Noi partiamo sempre ponendoci una domanda ben precisa: “Why?”. Alla fine quello che cerchiamo è riconoscere in ogni azione di marketing un chiaro Purpose: perché sto facendo questa iniziativa? Qual è l’obiettivo che mi prefiggo? Dopodiché le audience, il “come?” e i dettagli. Ma non partiamo mai da “facciamo questa cosa”. Partire dal “perché” è fondamentale, poiché anche la strategia di marketing deve muovere da un need molto chiaro. È poi fondamentale non mescolare le audience e capire se un certo tipo di messaggio è destinato ad un pubblico growing, cioè che sta crescendo come per esempio questo di Vicenza (il pubblico del MARKETERs Festival), o per un pubblico established, come ad esempio manager che siedono nei grandi board delle aziende. Il messaggio deve essere chiaramente veicolato in modo diverso. In un’epoca in cui tu customizzi tutto, anche il messaggio non si sottrae: deve essere attentamente modellato.

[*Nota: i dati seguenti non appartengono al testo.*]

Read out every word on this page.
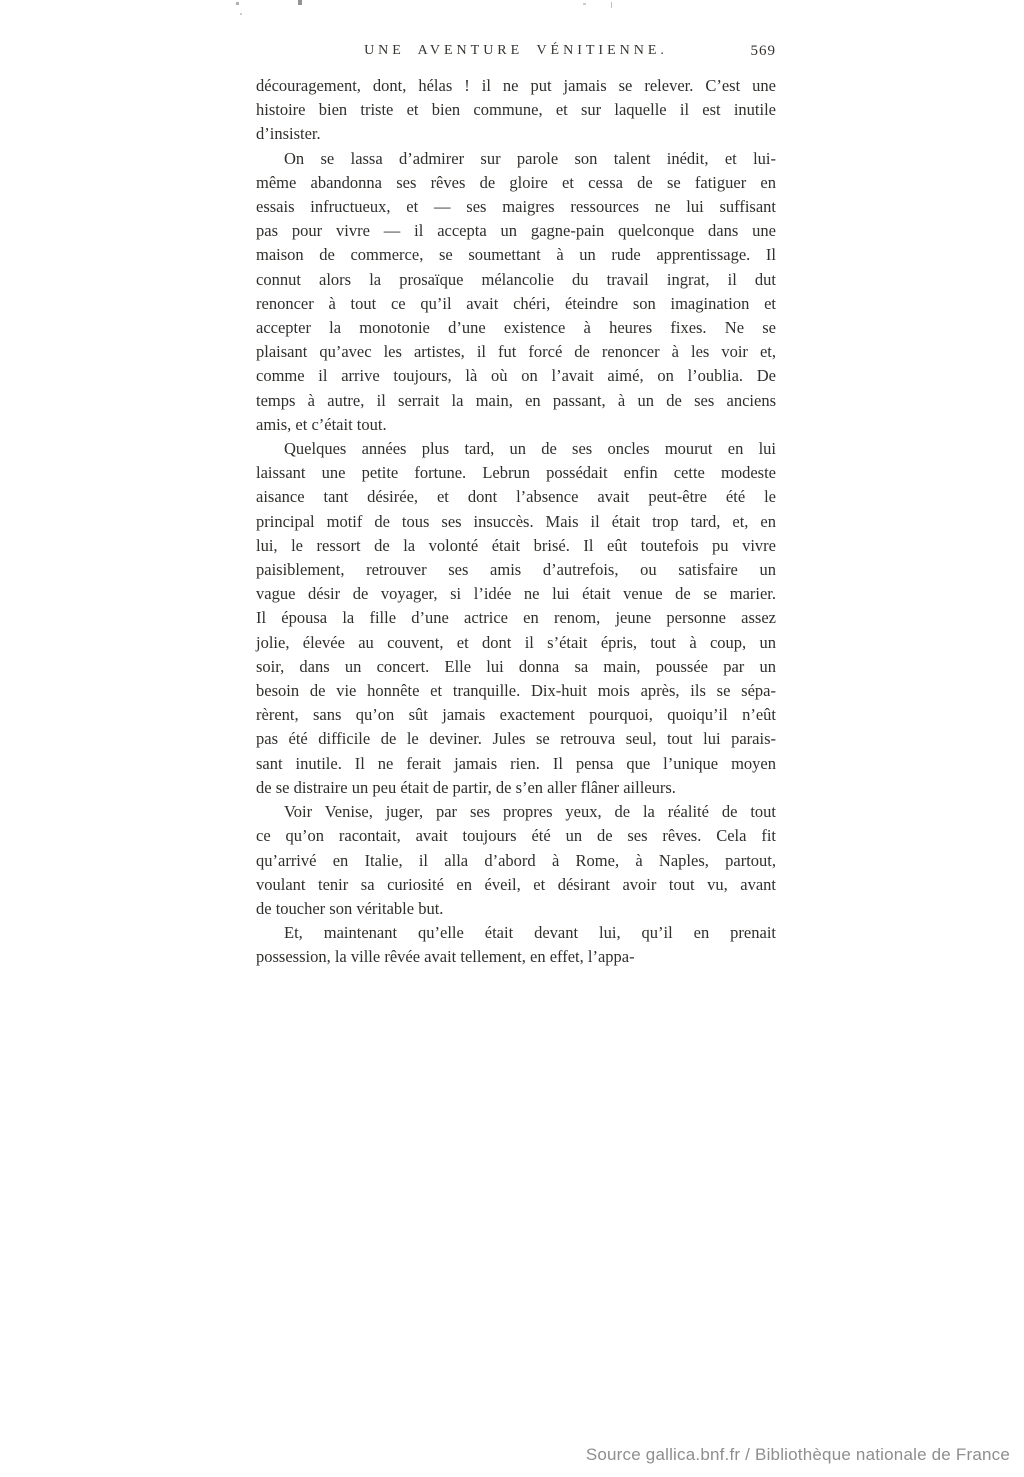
UNE AVENTURE VÉNITIENNE.	569
découragement, dont, hélas ! il ne put jamais se relever. C’est une
histoire bien triste et bien commune, et sur laquelle il est inutile
d’insister.
On se lassa d’admirer sur parole son talent inédit, et lui-
même abandonna ses rêves de gloire et cessa de se fatiguer en
essais infructueux, et — ses maigres ressources ne lui suffisant
pas pour vivre — il accepta un gagne-pain quelconque dans une
maison de commerce, se soumettant à un rude apprentissage. Il
connut alors la prosaïque mélancolie du travail ingrat, il dut
renoncer à tout ce qu’il avait chéri, éteindre son imagination et
accepter la monotonie d’une existence à heures fixes. Ne se
plaisant qu’avec les artistes, il fut forcé de renoncer à les voir et,
comme il arrive toujours, là où on l’avait aimé, on l’oublia. De
temps à autre, il serrait la main, en passant, à un de ses anciens
amis, et c’était tout.
Quelques années plus tard, un de ses oncles mourut en lui
laissant une petite fortune. Lebrun possédait enfin cette modeste
aisance tant désirée, et dont l’absence avait peut-être été le
principal motif de tous ses insuccès. Mais il était trop tard, et, en
lui, le ressort de la volonté était brisé. Il eût toutefois pu vivre
paisiblement, retrouver ses amis d’autrefois, ou satisfaire un
vague désir de voyager, si l’idée ne lui était venue de se marier.
Il épousa la fille d’une actrice en renom, jeune personne assez
jolie, élevée au couvent, et dont il s’était épris, tout à coup, un
soir, dans un concert. Elle lui donna sa main, poussée par un
besoin de vie honnête et tranquille. Dix-huit mois après, ils se sépa-
rèrent, sans qu’on sût jamais exactement pourquoi, quoiqu’il n’eût
pas été difficile de le deviner. Jules se retrouva seul, tout lui parais-
sant inutile. Il ne ferait jamais rien. Il pensa que l’unique moyen
de se distraire un peu était de partir, de s’en aller flâner ailleurs.
Voir Venise, juger, par ses propres yeux, de la réalité de tout
ce qu’on racontait, avait toujours été un de ses rêves. Cela fit
qu’arrivé en Italie, il alla d’abord à Rome, à Naples, partout,
voulant tenir sa curiosité en éveil, et désirant avoir tout vu, avant
de toucher son véritable but.
Et, maintenant qu’elle était devant lui, qu’il en prenait
possession, la ville rêvée avait tellement, en effet, l’appa-
Source gallica.bnf.fr / Bibliothèque nationale de France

Noi in BCG pensiamo secondo il “thinking in new boxes”, cioè non pensare “out of the box”, ma in “new boxes”, che vuol dire che le categorie esistenti vanno forse ripensate e vanno create categorie nuove in cui collocare le proprie attività.

 

Thinking in new boxes è un ottimo metodo per approcciare il proprio lavoro e rimanere in prima linea rispetto a tutte le novità e i cambiamenti che avvengono nel mercato. A tal proposito vorrei porti una domanda un po’ più personale: cosa fai per tenerti al passo con i tempi? Segui qualche Industry in particolare?

Ogni anno seguo come spettatore che ascolta e prende appunti, quindi non da speaker, una quindicina di grandi eventi sia in Italia che all’estero: dai TEDx, all‘House of the Beatiful Business di Lisbona al Lions Festival di Cannes, dal Meeting di Rimini al Summit di Milano dei pubblicitari dell’UPA. In realtà non serve necessariamente andare in posti lontani, talvolta basta un ottimo collegamento su YouTube ed è possibile vedere e ascoltare tutto. Però se non fai questo, se non crei stabili fonti di ispirazione corri il rischio di perdere un po‘ di freschezza nella tua attività, e ti diverti molto meno!

Il secondo consiglio è quello di mettere la testa in cose che  non c’entrano nulla con il tuo mondo. Un esempio: se ti occupi di digital marketing per una banca, perché non curiosare nei piani Marketing dei maggiori teatri di Opera lirica, o seguire lo scontro di advertising fra Burger King e McDonalds? O rileggere le storie epiche dei grandi turnaround degli anni 80 e 90 che offrono moltissimi stimoli.

Personalmente sono curioso di ciò che accade nel mondo del food, che fa delle cose sempre illuminanti, dell’automotive, della narrazione dei grandi brand sportivi. Il rischio principale è buttare via tempo e su questo la pigrizia da social network è un rischio forte per ognuno di noi. Poche settimane fa mi ha colpito una bellissima campagna del Wall Street Journal a New York: “Read yourself past the hashtags. Read Yourself Better“. È davvero tempo di leggere bene e non sprecare tempo.